Prélude au voyage nocturne

Jardin des Plantes, photo Alina Reyes

 

La philosophie explore le continent humain, y repère les limites de l’homme et les ayant repérées, les lui assigne. La philosophie préfère l’idéal au réel, la tension à la réalisation. D’une façon ou d’une autre, elle finit toujours par voir l’homme comme un être tendu vers le néant, un “être-pour-la-mort”.

La religion vise derrière la réalité le réel, derrière l’apparence morbide la source vive. Ainsi franchit-elle les limites de l’homme, et les ayant franchies le conduit-elle à son affranchissement ; et par son affranchissement à son accomplissement. La religion voit l’homme comme être-pour-la-vie, être dépassant la mort.

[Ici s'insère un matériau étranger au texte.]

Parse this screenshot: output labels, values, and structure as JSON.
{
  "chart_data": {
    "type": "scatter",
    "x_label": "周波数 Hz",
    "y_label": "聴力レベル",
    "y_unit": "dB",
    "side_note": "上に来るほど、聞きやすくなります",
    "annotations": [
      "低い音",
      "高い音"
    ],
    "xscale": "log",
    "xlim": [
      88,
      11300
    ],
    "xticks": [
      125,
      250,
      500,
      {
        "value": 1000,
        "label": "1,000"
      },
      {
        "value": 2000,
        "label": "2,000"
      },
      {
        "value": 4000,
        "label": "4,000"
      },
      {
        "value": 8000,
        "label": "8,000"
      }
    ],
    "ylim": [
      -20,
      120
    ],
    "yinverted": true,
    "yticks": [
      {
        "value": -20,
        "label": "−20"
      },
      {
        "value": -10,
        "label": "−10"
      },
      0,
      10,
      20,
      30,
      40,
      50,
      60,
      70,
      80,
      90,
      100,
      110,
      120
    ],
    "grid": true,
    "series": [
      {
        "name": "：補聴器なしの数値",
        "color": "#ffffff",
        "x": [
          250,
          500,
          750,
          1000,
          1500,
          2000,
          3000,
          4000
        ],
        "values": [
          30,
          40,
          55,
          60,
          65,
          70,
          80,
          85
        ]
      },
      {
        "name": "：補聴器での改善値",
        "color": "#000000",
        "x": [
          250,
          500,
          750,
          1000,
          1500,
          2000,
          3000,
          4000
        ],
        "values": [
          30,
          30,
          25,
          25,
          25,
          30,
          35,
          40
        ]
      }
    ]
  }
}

Je ne parle pas ici de limites morales, bien entendu. Celles-ci, la religion les pose, au contraire. Et c’est justement en délimitant clairement le cadre moral qu’elle permet le dépassement de la mort en l’être et la croissance de l’être, qui ne peut avoir lieu que dans le règne de Dieu, c’est-à-dire de sa vérité, où le bon et le mauvais sont distingués. Car le mal tue, physiquement ou symboliquement. Alors que le bon, le juste, est l’ADN de la vie, le seul chemin qui la porte et la transmet.

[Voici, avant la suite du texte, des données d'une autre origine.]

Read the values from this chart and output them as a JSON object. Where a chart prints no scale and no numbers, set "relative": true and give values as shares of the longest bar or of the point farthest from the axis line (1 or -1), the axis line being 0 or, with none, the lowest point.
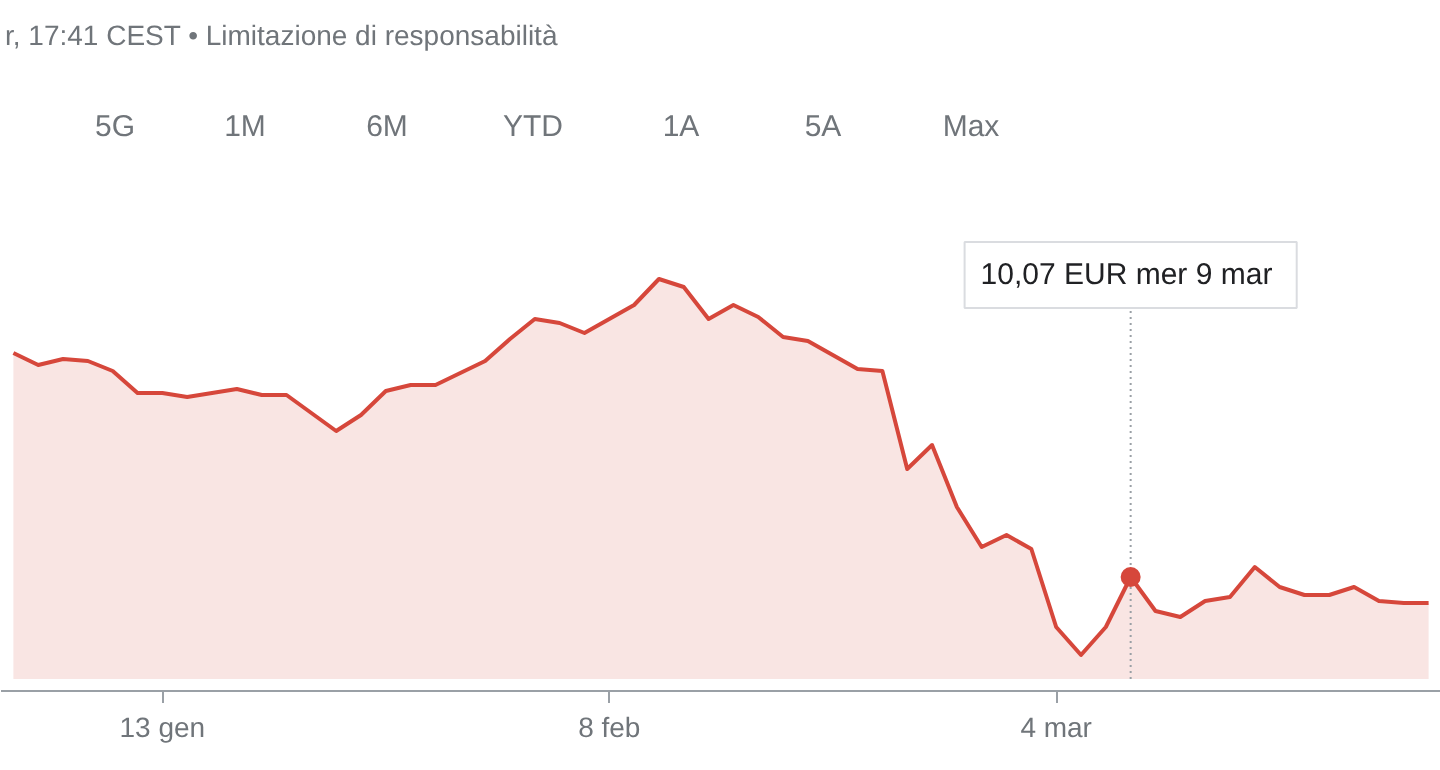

Le cadre moral est en réalité le Verbe de Dieu, sa Loi. Sa Loi inscrite en tout être vivant, que l’homme connaît lors de sa conception, et dont il peut perdre l’assurance quand il se laisse griser par sa liberté. L’homme se trompe de franchissement. Il croit pouvoir franchir les limites morales, alors que c’est comme franchir le bord du gouffre. L’infini est au contraire dans le franchissement perpétuel et toujours renouvelé de la nuit.

Nous parlerons bientôt de la sourate 17, Le voyage nocturne.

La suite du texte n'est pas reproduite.